Local poultry raisers continued to slam the Department of Agriculture (DA) for releasing “misleading data” on the country’s volume of poultry imports at a time when raisers want the agency to limit importation while traders lobby for the opposite.

Earlier, the DA published data from the Bureau of Animal Industry (BAI) showing a 23-percent decline in the country’s poultry meat imports to 33,000 metric tons (MT) in May from 43,000 MT in January.

However, latest data from the BAI showed that compared to last year, imported chicken products during the first five months dramatically rose by 50.34 percent to 178,300 MT from last year’s 118,600 MT.

The volume of imported chicken cuts alone surged by 140.57 percent to 23,000 MT from 9,500 MT.

Volume of leg quarters and whole chicken also reached 43,440 MT and 545 MT, respectively.The importation of mechanically deboned meat (MDM)—a major bone of contention among stakeholders—also surged by 45.21 percent to 108.43 million kilos.

MDM is a raw material mainly used for manufacturing of canned goods, which the agency said did not compete with local poultry.

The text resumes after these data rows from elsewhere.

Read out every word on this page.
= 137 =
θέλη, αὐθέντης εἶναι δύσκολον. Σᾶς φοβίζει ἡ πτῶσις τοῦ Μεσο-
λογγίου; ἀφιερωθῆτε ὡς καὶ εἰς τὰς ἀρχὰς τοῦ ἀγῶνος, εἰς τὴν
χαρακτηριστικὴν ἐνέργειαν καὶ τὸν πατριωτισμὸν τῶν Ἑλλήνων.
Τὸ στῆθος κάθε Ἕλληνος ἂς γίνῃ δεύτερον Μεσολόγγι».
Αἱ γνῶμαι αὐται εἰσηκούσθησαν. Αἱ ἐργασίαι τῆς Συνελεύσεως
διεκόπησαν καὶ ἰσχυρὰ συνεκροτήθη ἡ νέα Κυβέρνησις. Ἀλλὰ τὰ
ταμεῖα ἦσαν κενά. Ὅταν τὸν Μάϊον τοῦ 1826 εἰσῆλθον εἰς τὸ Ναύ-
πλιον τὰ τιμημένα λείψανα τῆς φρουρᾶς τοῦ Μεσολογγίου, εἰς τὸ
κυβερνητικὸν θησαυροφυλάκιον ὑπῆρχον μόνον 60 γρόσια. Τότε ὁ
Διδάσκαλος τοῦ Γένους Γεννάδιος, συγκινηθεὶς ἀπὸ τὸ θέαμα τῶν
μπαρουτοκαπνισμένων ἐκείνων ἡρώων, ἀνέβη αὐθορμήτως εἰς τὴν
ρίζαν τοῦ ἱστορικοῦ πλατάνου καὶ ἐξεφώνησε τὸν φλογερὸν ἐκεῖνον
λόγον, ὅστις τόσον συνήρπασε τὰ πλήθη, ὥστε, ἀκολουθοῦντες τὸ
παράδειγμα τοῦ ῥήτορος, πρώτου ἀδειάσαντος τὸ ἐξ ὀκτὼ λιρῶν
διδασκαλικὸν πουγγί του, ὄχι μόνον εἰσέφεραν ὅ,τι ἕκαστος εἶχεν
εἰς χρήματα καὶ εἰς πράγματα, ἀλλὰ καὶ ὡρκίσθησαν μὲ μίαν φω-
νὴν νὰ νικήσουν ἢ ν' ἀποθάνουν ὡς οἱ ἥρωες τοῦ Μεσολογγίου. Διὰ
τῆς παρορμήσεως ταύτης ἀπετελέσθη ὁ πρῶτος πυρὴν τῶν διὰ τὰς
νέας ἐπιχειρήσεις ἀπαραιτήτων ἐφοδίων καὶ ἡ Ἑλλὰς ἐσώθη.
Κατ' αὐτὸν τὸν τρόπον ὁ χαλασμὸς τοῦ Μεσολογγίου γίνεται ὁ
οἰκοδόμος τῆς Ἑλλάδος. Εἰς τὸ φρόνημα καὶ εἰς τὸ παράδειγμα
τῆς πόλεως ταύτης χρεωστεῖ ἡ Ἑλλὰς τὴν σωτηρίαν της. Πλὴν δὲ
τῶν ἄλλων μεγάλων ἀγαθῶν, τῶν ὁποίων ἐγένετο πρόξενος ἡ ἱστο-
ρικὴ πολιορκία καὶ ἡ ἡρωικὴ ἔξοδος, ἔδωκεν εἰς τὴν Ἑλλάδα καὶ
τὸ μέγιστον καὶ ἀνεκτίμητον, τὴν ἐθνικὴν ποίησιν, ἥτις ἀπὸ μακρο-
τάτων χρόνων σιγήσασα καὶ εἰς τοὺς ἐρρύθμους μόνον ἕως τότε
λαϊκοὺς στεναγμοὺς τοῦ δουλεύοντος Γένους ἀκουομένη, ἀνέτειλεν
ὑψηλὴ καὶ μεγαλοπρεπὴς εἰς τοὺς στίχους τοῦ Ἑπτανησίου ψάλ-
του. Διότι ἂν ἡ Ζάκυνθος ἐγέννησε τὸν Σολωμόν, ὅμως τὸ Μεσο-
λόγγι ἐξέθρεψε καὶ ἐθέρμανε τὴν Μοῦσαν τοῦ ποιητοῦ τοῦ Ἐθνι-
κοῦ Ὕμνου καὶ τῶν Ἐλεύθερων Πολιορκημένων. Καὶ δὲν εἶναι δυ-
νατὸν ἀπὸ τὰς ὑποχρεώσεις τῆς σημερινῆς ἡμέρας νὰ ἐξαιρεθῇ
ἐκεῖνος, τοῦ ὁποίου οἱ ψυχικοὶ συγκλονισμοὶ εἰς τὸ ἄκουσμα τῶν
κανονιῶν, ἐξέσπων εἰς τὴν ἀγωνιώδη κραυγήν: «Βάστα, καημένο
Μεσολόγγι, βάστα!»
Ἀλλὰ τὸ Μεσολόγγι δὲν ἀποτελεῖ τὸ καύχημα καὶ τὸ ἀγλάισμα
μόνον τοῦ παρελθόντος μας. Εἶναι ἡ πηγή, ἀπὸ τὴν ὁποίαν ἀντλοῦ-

“It is a blatant attempt to distort the truth that DA and BAI refuse to accept that imports have threatened the industry and jobs of local farmers and poultry raisers,” said United Broilers Raisers Association (Ubra) president Bong Inciong.

He noted that chicken prices at the farm gate tumbled to P30 a kilo during the height of the lockdown, or 42 percent lower than the average production cost for chicken.

“This is the reason why we cannot accept the reasoning of the DA, especially BAI, that imports are not a threat much less a cause of the sufferings of the industry,” Inciong said.

BAI Director Ronnie Domingo, for his part, said in a phone interview that the agency “has no jurisdiction over the volume, format and type of meat to be imported,” and trade remedies such as the imposition of safeguard duties that could discourage traders from importing the commodity could not easily be implemented.

But according to Ubra, this has become the DA’s “perpetual excuse to do nothing and just leave farmers and producers to be slaughtered by commodities from countries with heavily subsidized agricultural systems.”

Agriculture Secretary William Dar, who has been at the center of the controversy, maintained his position that the DA would strengthen support to boost the production of local poultry.

However, the budget for the agency’s new programs—except for rice—have yet to be approved.